= Damis =

Ancient Greek philosopher

Damis (Δάμις) was a student and lifelong companion of Apollonius of Tyana, the famous Neopythagorean philosopher and teacher who lived in the early 1st up to the early 2nd century AD.

==Life==
All that is known about Damis comes from Apollonius' biographer Philostratus who wrote his Life of Apollonius of Tyana between 217 and 238. Some scholars such as Charles Bigg believed that Damis never existed. F.C. Conybeare, however, points out the extreme and unnecessary skepticism of this theory.

E. Rabinovitch even advocates a high probability of the real existence of Damis' notebooks. It is possible that Philostratus did use a biography of Apollonius by Damis, who was however, not trustworthy (that is, he was like the so-called aretalogi, sought to embellish the life of his master).

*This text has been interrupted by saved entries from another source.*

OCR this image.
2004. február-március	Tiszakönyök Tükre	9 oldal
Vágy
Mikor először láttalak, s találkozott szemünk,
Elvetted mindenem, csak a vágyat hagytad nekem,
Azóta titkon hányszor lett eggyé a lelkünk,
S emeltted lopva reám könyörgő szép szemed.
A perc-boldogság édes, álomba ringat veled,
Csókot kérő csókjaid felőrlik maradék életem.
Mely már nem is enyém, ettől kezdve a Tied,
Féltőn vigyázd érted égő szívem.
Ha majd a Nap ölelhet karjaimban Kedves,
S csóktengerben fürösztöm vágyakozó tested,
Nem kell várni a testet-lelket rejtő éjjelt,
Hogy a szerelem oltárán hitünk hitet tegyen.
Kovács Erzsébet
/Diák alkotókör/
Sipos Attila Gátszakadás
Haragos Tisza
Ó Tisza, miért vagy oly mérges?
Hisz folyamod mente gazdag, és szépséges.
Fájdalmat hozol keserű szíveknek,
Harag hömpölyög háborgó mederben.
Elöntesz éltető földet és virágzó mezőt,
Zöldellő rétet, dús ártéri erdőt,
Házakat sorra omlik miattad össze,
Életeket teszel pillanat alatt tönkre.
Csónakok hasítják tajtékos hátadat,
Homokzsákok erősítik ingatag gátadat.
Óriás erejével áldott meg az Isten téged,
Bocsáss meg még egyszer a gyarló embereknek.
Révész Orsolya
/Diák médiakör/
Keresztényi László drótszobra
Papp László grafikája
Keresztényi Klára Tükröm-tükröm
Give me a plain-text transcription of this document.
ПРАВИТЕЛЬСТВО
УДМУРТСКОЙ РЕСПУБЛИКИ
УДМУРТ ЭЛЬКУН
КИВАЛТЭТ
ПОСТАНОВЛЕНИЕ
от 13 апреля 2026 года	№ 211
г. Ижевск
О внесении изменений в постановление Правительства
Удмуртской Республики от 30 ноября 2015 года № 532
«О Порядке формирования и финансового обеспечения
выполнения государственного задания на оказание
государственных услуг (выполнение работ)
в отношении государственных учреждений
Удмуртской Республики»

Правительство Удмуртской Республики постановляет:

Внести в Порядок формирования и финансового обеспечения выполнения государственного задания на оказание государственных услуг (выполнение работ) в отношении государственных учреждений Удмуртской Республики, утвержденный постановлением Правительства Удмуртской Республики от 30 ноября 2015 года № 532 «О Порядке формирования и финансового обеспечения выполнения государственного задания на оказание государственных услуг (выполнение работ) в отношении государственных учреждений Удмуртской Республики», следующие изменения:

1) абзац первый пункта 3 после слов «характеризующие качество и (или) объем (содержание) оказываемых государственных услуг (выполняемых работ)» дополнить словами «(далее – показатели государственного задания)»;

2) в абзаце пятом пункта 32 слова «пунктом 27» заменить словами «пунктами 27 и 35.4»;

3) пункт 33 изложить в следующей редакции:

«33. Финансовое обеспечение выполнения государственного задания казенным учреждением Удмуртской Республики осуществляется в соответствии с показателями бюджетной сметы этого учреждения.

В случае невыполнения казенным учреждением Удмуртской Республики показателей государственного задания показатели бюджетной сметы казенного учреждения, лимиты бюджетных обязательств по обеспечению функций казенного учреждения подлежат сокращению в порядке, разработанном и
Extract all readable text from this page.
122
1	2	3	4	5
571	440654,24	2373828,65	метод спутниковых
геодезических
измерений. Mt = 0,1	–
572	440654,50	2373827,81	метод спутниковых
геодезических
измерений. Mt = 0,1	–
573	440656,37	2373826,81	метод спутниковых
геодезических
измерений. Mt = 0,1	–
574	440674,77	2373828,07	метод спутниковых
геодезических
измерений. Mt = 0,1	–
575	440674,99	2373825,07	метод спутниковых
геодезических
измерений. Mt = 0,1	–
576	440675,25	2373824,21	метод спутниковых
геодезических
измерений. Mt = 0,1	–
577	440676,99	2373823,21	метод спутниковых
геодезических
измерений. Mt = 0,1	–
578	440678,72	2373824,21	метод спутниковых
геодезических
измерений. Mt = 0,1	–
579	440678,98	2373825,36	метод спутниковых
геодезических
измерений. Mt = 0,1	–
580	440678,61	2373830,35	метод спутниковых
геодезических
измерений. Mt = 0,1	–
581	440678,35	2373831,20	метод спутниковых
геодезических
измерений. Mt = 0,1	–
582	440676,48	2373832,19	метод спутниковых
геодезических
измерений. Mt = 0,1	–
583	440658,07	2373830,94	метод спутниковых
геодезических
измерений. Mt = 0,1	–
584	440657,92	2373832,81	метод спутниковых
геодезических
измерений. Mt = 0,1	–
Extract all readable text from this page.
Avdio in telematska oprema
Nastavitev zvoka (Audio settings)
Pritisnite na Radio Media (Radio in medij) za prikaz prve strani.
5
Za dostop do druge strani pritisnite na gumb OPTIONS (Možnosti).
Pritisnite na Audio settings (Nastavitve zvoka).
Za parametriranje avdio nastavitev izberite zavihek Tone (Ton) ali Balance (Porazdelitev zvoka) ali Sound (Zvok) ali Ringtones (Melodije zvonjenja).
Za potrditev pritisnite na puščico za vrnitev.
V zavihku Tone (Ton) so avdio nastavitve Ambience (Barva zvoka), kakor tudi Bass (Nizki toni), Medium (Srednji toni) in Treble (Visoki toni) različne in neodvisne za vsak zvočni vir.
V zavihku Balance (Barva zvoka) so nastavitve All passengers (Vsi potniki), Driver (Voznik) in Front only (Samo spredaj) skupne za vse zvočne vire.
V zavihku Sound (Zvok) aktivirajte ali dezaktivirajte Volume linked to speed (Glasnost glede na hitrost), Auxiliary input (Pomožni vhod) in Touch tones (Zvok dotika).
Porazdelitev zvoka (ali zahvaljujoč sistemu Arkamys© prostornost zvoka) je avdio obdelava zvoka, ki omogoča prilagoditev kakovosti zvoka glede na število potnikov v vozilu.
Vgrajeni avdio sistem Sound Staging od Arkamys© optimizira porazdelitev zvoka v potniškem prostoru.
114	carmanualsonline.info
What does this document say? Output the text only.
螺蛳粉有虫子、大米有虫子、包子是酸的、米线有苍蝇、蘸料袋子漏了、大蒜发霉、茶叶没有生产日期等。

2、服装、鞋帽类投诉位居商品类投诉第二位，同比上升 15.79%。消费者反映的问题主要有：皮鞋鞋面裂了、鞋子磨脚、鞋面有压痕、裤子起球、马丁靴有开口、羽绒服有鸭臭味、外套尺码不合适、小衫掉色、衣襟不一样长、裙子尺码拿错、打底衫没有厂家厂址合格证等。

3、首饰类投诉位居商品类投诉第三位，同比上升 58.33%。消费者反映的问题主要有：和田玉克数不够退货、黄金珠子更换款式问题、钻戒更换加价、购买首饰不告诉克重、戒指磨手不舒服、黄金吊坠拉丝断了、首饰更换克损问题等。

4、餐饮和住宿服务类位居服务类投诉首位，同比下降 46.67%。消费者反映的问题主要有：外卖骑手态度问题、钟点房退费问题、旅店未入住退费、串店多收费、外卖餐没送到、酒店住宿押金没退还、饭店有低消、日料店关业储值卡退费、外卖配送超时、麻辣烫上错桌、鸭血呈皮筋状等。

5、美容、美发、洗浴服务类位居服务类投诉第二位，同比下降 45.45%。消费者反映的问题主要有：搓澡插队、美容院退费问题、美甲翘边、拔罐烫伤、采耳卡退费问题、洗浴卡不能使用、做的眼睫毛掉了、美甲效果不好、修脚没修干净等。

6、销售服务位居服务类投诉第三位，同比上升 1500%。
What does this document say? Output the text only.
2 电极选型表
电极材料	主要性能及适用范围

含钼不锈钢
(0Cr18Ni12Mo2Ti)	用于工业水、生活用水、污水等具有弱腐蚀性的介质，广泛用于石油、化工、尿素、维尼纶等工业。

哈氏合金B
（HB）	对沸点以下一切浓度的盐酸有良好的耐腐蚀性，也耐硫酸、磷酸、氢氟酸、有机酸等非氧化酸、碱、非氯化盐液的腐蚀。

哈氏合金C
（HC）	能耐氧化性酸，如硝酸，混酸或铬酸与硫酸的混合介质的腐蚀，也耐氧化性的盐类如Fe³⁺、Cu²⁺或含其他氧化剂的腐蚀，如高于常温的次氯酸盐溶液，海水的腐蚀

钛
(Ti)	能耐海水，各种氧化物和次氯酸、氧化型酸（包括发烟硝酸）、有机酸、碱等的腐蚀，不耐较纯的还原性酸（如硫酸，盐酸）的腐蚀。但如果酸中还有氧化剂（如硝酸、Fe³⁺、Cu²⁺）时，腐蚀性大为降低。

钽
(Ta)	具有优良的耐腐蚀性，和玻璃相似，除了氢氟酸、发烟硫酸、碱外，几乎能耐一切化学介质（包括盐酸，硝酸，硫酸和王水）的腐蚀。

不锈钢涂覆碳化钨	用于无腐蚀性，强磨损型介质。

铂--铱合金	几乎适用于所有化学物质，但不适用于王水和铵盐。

According to Philostratus, Apollonius met Damis in a city which Philostratus calls "Old Ninos", which from its location cannot be Nineveh, but is in fact the "holy city" of Hierapolis Bambyce (Manbij) in Syria. Damis admired Apollonius so much that he became his disciple, and kept a record of Apollonius' actions and sayings, the so-called Memoirs (or Diary) of Damis. These notes came into the possession of the empress Julia Domna, and it was she who commissioned Philostratus to write a biography of Apollonius, the extant Life of Apollonius of Tyana. That's what Philostratus asserts.